Rebalance Periodically, Review Frequently

The risk premium for a broadly diversified, unmanaged portfolio of asset classes is expected to fall in the years ahead. Can this trend be offset by working smarter and making better rebalancing decisions? In theory, yes. In practice, only a minority of investors can avail themselves of benchmark-beating results in the long run. True for individual asset classes, true for asset allocation. That’s the nature of the arithmetic of active management. But if there’s any chance for success on this front, most of the strategic intelligence for improving results will come from within your portfolio, as I discussed a few weeks ago. Carefully monitoring the fluctuations in your asset allocation doesn’t insure that you’ll earn a higher risk premium, but it’s a lot harder (impossible?) to enhance results if you don’t fully exploit this information for managing the portfolio.

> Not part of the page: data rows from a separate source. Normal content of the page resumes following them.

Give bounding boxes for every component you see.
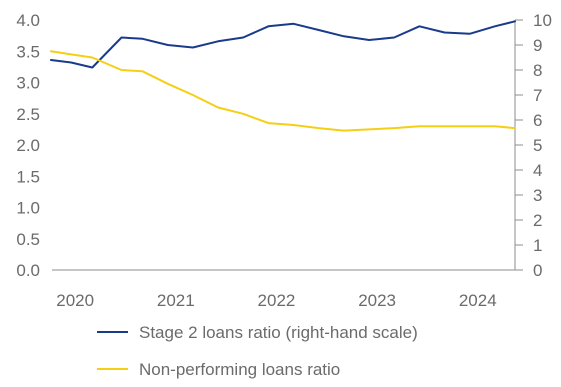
left-y-tick-label: 2.0 xyxy=(16,136,40,155)
left-y-tick-label: 3.0 xyxy=(16,74,40,93)
right-y-axis: 0 1 2 3 4 5 6 7 8 9 10 xyxy=(514,11,552,280)
left-y-tick-label: 0.5 xyxy=(16,230,40,249)
x-tick-label: 2021 xyxy=(157,291,195,310)
x-tick-label: 2022 xyxy=(258,291,296,310)
right-y-tick-label: 7 xyxy=(533,86,542,105)
x-tick-label: 2023 xyxy=(358,291,396,310)
series-layer xyxy=(50,20,516,132)
series-line-stage2 xyxy=(50,20,516,69)
right-y-tick-label: 10 xyxy=(533,11,552,30)
right-y-tick-label: 4 xyxy=(533,161,542,180)
x-tick-label: 2024 xyxy=(459,291,497,310)
left-y-tick-label: 1.5 xyxy=(16,167,40,186)
right-y-tick-label: 5 xyxy=(533,136,542,155)
left-y-tick-label: 1.0 xyxy=(16,199,40,218)
right-y-tick-label: 0 xyxy=(533,261,542,280)
left-y-axis: 0.0 0.5 1.0 1.5 2.0 2.5 3.0 3.5 4.0 xyxy=(16,11,40,280)
series-line-npl xyxy=(50,50,516,132)
legend: Stage 2 loans ratio (right-hand scale) No… xyxy=(97,323,418,379)
left-y-tick-label: 2.5 xyxy=(16,105,40,124)
right-y-tick-label: 2 xyxy=(533,211,542,230)
right-y-tick-label: 6 xyxy=(533,111,542,130)
legend-label: Stage 2 loans ratio (right-hand scale) xyxy=(139,323,418,342)
x-tick-label: 2020 xyxy=(56,291,94,310)
left-y-tick-label: 4.0 xyxy=(16,11,40,30)
right-y-tick-label: 3 xyxy=(533,186,542,205)
left-y-tick-label: 0.0 xyxy=(16,261,40,280)
right-y-tick-label: 1 xyxy=(533,236,542,255)
x-axis: 2020 2021 2022 2023 2024 xyxy=(52,269,515,310)
left-y-tick-label: 3.5 xyxy=(16,42,40,61)
right-y-tick-label: 8 xyxy=(533,61,542,80)
legend-label: Non-performing loans ratio xyxy=(139,360,340,379)
right-y-tick-label: 9 xyxy=(533,36,542,55)
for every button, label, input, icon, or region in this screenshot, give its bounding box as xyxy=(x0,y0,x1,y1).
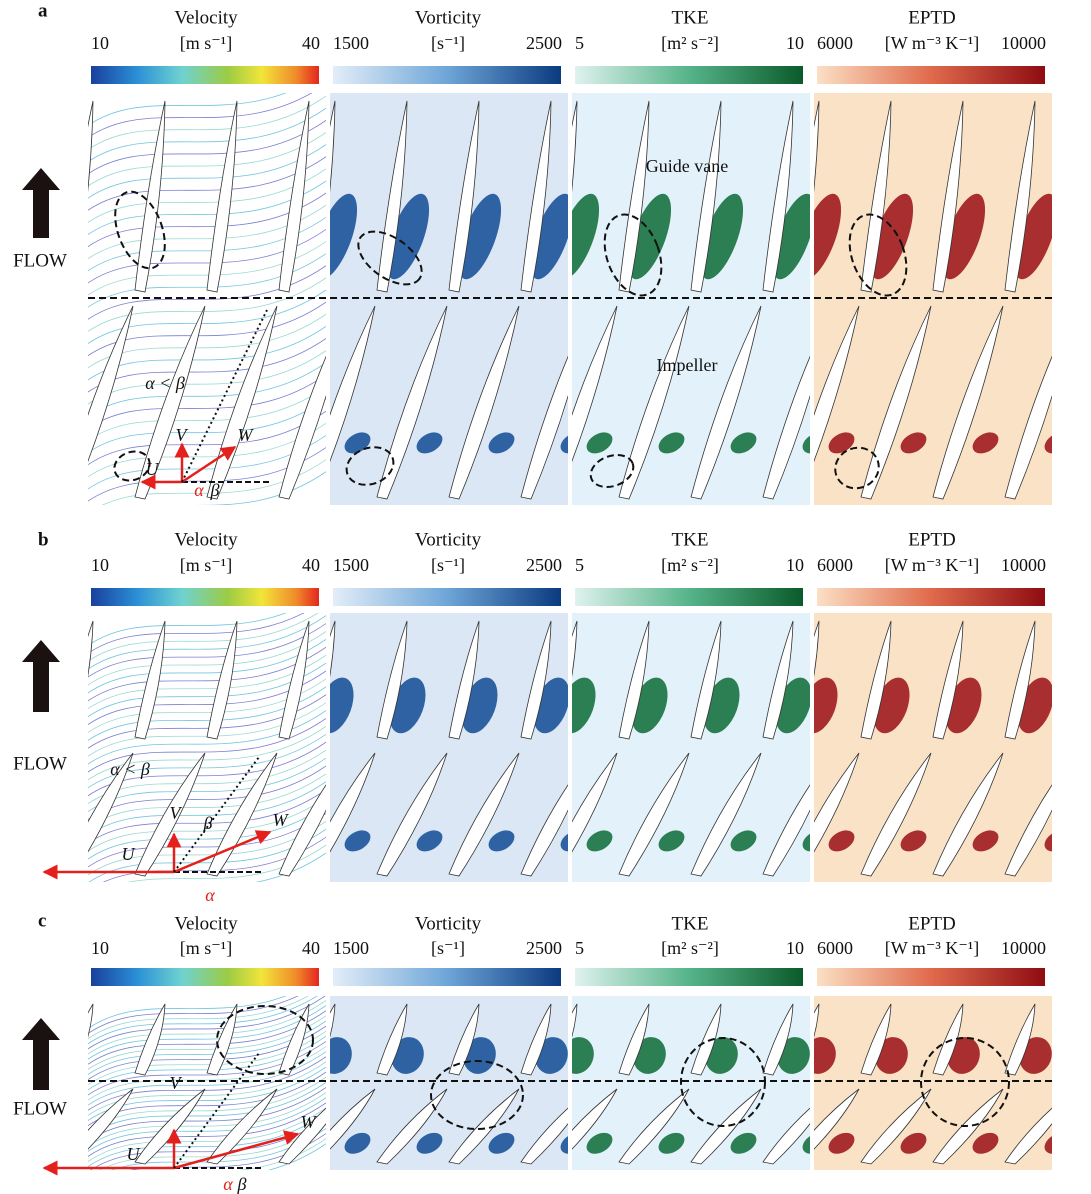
colorbar xyxy=(91,66,319,84)
annotation-beta: β xyxy=(203,813,213,833)
annotation-alpha: α xyxy=(223,1174,233,1194)
colorbar-min: 1500 xyxy=(333,555,369,575)
flow-arrow xyxy=(22,1018,60,1090)
colorbar-max: 2500 xyxy=(526,938,562,958)
colorbar-max: 10 xyxy=(786,33,804,53)
flow-arrow xyxy=(22,168,60,238)
panel-label: b xyxy=(38,529,49,550)
colorbar xyxy=(333,588,561,606)
colorbar-unit: [m s⁻¹] xyxy=(180,33,232,53)
colorbar-unit: [m² s⁻²] xyxy=(661,555,719,575)
annotation-angle-relation: α < β xyxy=(145,373,185,393)
colorbar-min: 6000 xyxy=(817,33,853,53)
annotation-w: W xyxy=(301,1112,318,1132)
colorbar-max: 2500 xyxy=(526,555,562,575)
colorbar-title: Velocity xyxy=(174,529,238,550)
colorbar-min: 6000 xyxy=(817,938,853,958)
figure: a Velocity [m s⁻¹] 10 40 Vorticity [s⁻¹] 1500 25… xyxy=(0,0,1091,1194)
annotation-beta: β xyxy=(210,480,220,500)
flow-label: FLOW xyxy=(13,1098,67,1119)
colorbar-min: 5 xyxy=(575,555,584,575)
colorbar-title: EPTD xyxy=(908,7,956,28)
field-image xyxy=(789,996,1075,1170)
colorbar-min: 10 xyxy=(91,555,109,575)
colorbar-unit: [s⁻¹] xyxy=(431,555,465,575)
colorbar xyxy=(333,968,561,986)
colorbar-unit: [s⁻¹] xyxy=(431,33,465,53)
field-image xyxy=(305,996,591,1170)
colorbar-title: Vorticity xyxy=(415,7,482,28)
colorbar-max: 10000 xyxy=(1001,33,1046,53)
colorbar-max: 10 xyxy=(786,938,804,958)
annotation-alpha: α xyxy=(205,885,215,905)
colorbar-unit: [m s⁻¹] xyxy=(180,555,232,575)
colorbar-unit: [W m⁻³ K⁻¹] xyxy=(885,555,979,575)
colorbar-max: 40 xyxy=(302,33,320,53)
colorbar-min: 5 xyxy=(575,938,584,958)
colorbar-min: 1500 xyxy=(333,938,369,958)
colorbar-max: 10 xyxy=(786,555,804,575)
colorbar-max: 10000 xyxy=(1001,555,1046,575)
panel-label: c xyxy=(38,910,46,931)
annotation-w: W xyxy=(238,425,255,445)
colorbar xyxy=(575,588,803,606)
field-image xyxy=(547,613,833,882)
colorbar xyxy=(817,588,1045,606)
colorbar-title: EPTD xyxy=(908,913,956,934)
colorbar-title: Velocity xyxy=(174,7,238,28)
flow-label: FLOW xyxy=(13,753,67,774)
panel-label: a xyxy=(38,0,48,21)
annotation-alpha: α xyxy=(194,480,204,500)
colorbar-title: TKE xyxy=(672,913,709,934)
colorbar-title: Vorticity xyxy=(415,529,482,550)
colorbar-title: TKE xyxy=(672,529,709,550)
colorbar-unit: [W m⁻³ K⁻¹] xyxy=(885,938,979,958)
colorbar-title: Vorticity xyxy=(415,913,482,934)
annotation-guide-vane: Guide vane xyxy=(646,156,728,176)
colorbar xyxy=(817,968,1045,986)
colorbar-max: 40 xyxy=(302,938,320,958)
flow-arrow xyxy=(22,640,60,712)
colorbar-title: Velocity xyxy=(174,913,238,934)
colorbar-max: 10000 xyxy=(1001,938,1046,958)
colorbar-unit: [m² s⁻²] xyxy=(661,938,719,958)
colorbar-min: 1500 xyxy=(333,33,369,53)
annotation-u: U xyxy=(127,1144,141,1164)
field-image xyxy=(547,996,833,1170)
annotation-angle-relation: α < β xyxy=(110,759,150,779)
annotation-w: W xyxy=(273,810,290,830)
colorbar-min: 10 xyxy=(91,938,109,958)
colorbar xyxy=(91,968,319,986)
flow-label: FLOW xyxy=(13,250,67,271)
annotation-u: U xyxy=(146,459,160,479)
colorbar-title: EPTD xyxy=(908,529,956,550)
colorbar-min: 6000 xyxy=(817,555,853,575)
colorbar xyxy=(333,66,561,84)
colorbar-max: 2500 xyxy=(526,33,562,53)
field-image xyxy=(63,583,349,914)
colorbar-unit: [s⁻¹] xyxy=(431,938,465,958)
annotation-beta: β xyxy=(237,1174,247,1194)
colorbar-title: TKE xyxy=(672,7,709,28)
colorbar-min: 5 xyxy=(575,33,584,53)
colorbar xyxy=(575,66,803,84)
colorbar-min: 10 xyxy=(91,33,109,53)
field-image xyxy=(305,613,591,882)
annotation-u: U xyxy=(122,844,136,864)
annotation-impeller: Impeller xyxy=(657,355,718,375)
colorbar xyxy=(575,968,803,986)
colorbar xyxy=(91,588,319,606)
colorbar-max: 40 xyxy=(302,555,320,575)
colorbar-unit: [W m⁻³ K⁻¹] xyxy=(885,33,979,53)
colorbar xyxy=(817,66,1045,84)
field-image xyxy=(789,613,1075,882)
colorbar-unit: [m² s⁻²] xyxy=(661,33,719,53)
colorbar-unit: [m s⁻¹] xyxy=(180,938,232,958)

Where to start? For my own portfolio and some consulting work, I regularly analyze portfolios of ETFs and mutual funds through a proprietary model that runs in R, the statistical software environment. Daily observations aren’t necessary, but a weekly review is recommended. Rebalancing is far less frequent, of course, but it’s important to develop a comfort level with how your portfolio is evolving. Indeed, there are times when rebalancing opportunities arise that are unusually attractive but fleeting—opportunities that you may overlook if you’re reviewing asset allocation on a monthly or quarterly frequency.
As a brief review of how I slice and dice portfolio data, let’s take a basic example—the Global Market Index (GMI), my in-house benchmark that’s comprised of the major asset classes. For simplicity, let’s assume that you invested in an equally weighted version of GMI at the close of 2012 using 14 ETFs to represent the various components. Let’s also assume that the portfolio was left unrebalanced through March 13. Here’s how the internal portfolio structure stacks up as of that date, based on running the numbers through my analytics program:

The chart above summarizes three key pieces of information across the portfolio, starting with a comparison of the current allocations, indicated by the gray bars. Next, we can review how the current allocations have shifted relative to the target allocation, which in this case is simply the equal weights for all 14 asset classes (or roughly 7.14% for each fund), as shown by the horizontal green line. The chart also shows the historical allocation extremes for the period under review, as shown by the blue and red squares for each asset class.
Unsurprisingly, the allocations haven’t changed all that much on a year-to-date basis. But in relative terms, a few trends are worth watching as potential rebalancing opportunities down the road. For instance, the US equity allocation has made the biggest upside move so far–as of March 13 it was at its highest allocation for the year to date. This bullish move has been financed, so to speak, by falling allocations elsewhere in the portfolio. Looking at the opposite end of the spectrum, by losses elsewhere in the portfolio. For instance, government bonds in developed markets have retreated the most, residing at the lowest allocation of the year so far.
Astute readers will note that the allocation shifts above equate with the year-to-date returns, which may inspire some to ask: What’s the point of running this type of analysis? The answer, of course, is that portfolios in the real world don’t have tidy start dates and equally weighted initial allocations. In other words, looking at total returns for individual asset classes isn’t usually all that helpful for dissecting the nuances of your portfolio. An integrated approach that reviews your strategy in context is critical. Asset allocation data is often messy and so it’s essential to have a process that can cut through the noise and deliver useful perspective on a regular basis. This is particularly essential for advisors who are overseeing multiple portfolios that cover a broad array of structures.
The first cut of portfolio analysis should start with the most important information at your disposal for making informed rebalancing decisions. The good news is that this information is easily obtained on a real-time basis. Yes, there are other inputs to consider for managing asset allocation. But it all pales compared with the evolving structure of your portfolio.
The challenge, then, is one of routinely monitoring this structure and develop a deeper level of familiarity with how the fluctuations in the asset allocation relate with risk and return and the business cycle. It’s a bit like a general commanding troops in battle. Decisions on when to attack, retreat, or hold your position are relatively infrequent, but continual vigilance is still essential in order to win the war.